Tag Archives: Trundee’s Tool and Tow

Trade Secret – Chapter 4

Clan Ixin’s Tradeship Elthoria, in Jump

In which Jethri’s mother wishes to discuss the future.

I like the story about how Jethri obtained his shirt. I wonder whether returning the defective cookpot was a straightforward transaction, or required a bit of trading skill. I’m also amused, given what we’re told later about some of the crew admiring the figure he cuts while he exercises, that he’s doing so wearing a shirt that promises “Satisfaction Guaranteed” (luckily for him, it’s not likely any of his admirers read Terran script).

Also, since his old calendar is mentioned and this is the kind of thing I notice, I notice that both the shirt and the calendar hail from Trundee’s Tool and Tow, and I wonder if that means they were obtained on the same port, or perhaps that Trundee’s has branches on more than one planet.

The Scout has informed Master ven’Deelin that his business concerns clan and kin, and will require not only personal attention but personal attendance. She has taken him to mean her own attention and attendance, and surely she must be right, for I don’t think the Scout would be unclear; but I did wonder for a moment if it was going to be Jethri’s attendance that was called for. We still don’t know why the Scout sent his message to Jethri addressed to “Jethri Gobelyn”. (And I wonder if the Master Trader is aware that he did.)

I notice that when she mentions Tan Sim, Master ven’Deelin always refers to him descriptively, as Jethri’s partner, never by name.
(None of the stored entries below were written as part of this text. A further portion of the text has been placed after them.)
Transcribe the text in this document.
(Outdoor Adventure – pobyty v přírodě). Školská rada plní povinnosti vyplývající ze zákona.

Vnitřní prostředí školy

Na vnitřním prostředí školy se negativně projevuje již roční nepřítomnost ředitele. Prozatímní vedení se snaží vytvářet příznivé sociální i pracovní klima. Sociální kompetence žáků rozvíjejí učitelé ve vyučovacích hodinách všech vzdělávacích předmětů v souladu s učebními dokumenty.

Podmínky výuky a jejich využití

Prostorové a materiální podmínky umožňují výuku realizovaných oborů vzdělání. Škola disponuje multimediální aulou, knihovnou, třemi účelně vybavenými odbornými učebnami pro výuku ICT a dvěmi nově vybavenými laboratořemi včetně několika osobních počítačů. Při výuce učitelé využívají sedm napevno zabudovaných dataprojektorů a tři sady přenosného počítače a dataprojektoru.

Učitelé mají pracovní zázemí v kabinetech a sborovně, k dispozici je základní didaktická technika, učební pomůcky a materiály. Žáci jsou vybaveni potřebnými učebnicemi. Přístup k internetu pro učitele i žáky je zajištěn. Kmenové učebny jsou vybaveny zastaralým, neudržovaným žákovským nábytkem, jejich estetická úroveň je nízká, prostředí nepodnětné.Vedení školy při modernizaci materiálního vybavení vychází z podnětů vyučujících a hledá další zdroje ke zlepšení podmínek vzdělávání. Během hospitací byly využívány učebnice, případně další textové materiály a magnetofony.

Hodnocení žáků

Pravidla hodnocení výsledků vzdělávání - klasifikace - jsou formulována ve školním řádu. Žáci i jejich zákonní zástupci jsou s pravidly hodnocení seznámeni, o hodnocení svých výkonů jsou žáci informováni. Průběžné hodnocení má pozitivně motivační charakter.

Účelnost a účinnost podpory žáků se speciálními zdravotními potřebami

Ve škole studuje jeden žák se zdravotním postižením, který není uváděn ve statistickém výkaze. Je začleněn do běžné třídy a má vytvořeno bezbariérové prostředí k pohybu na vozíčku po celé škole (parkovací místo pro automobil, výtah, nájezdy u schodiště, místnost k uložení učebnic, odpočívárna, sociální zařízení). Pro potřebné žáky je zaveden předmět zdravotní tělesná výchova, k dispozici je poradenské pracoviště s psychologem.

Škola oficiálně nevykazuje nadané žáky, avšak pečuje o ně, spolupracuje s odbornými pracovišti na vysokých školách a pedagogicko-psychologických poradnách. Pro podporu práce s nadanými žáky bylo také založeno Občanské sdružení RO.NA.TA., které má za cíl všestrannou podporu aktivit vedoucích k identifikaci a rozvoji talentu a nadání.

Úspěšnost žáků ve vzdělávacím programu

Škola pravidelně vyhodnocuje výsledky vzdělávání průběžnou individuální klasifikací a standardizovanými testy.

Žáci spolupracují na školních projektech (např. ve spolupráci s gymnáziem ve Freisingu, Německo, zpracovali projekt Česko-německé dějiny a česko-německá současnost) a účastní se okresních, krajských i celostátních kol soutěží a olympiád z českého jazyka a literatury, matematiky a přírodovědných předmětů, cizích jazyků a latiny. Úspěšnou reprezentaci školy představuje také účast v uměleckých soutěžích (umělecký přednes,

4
It may be nothing, but I wonder if perhaps, considering the state of things between her family and his, there’s a point of melant’i that requires her to avoid acknowledging who he is (at least for the time being).

Balance of Trade – Chapter 2

Day 32
Standard Year 1118

Gobelyn’s Market
Jethri’s Quarters

In which Jethri gets the bad news.

The downside of this being a re-read is that I’m mostly inspired to talk about the things that strike me new or different, so I don’t really have anything to say about the conversation between Jethri and his uncle, which hasn’t changed notably since last time I read it.

The sequence of Jethri and the calendar is a nice bit of characterization, both of Jethri the teenaged boy and Jethri the spacer who’s spent most of his life in a tin can and feels uncomfortable without a ceiling close over his head.

The calendar also offers a worldbuilding hook in itself, or perhaps I should say a worldbuilding bridge; the reader who is familiar with 21st-century Terran garage calendars will find things to recognise in certain aspects of it.

Speaking of which: The Gobelyn family are Terrans, a word which appears here for the first time this re-read.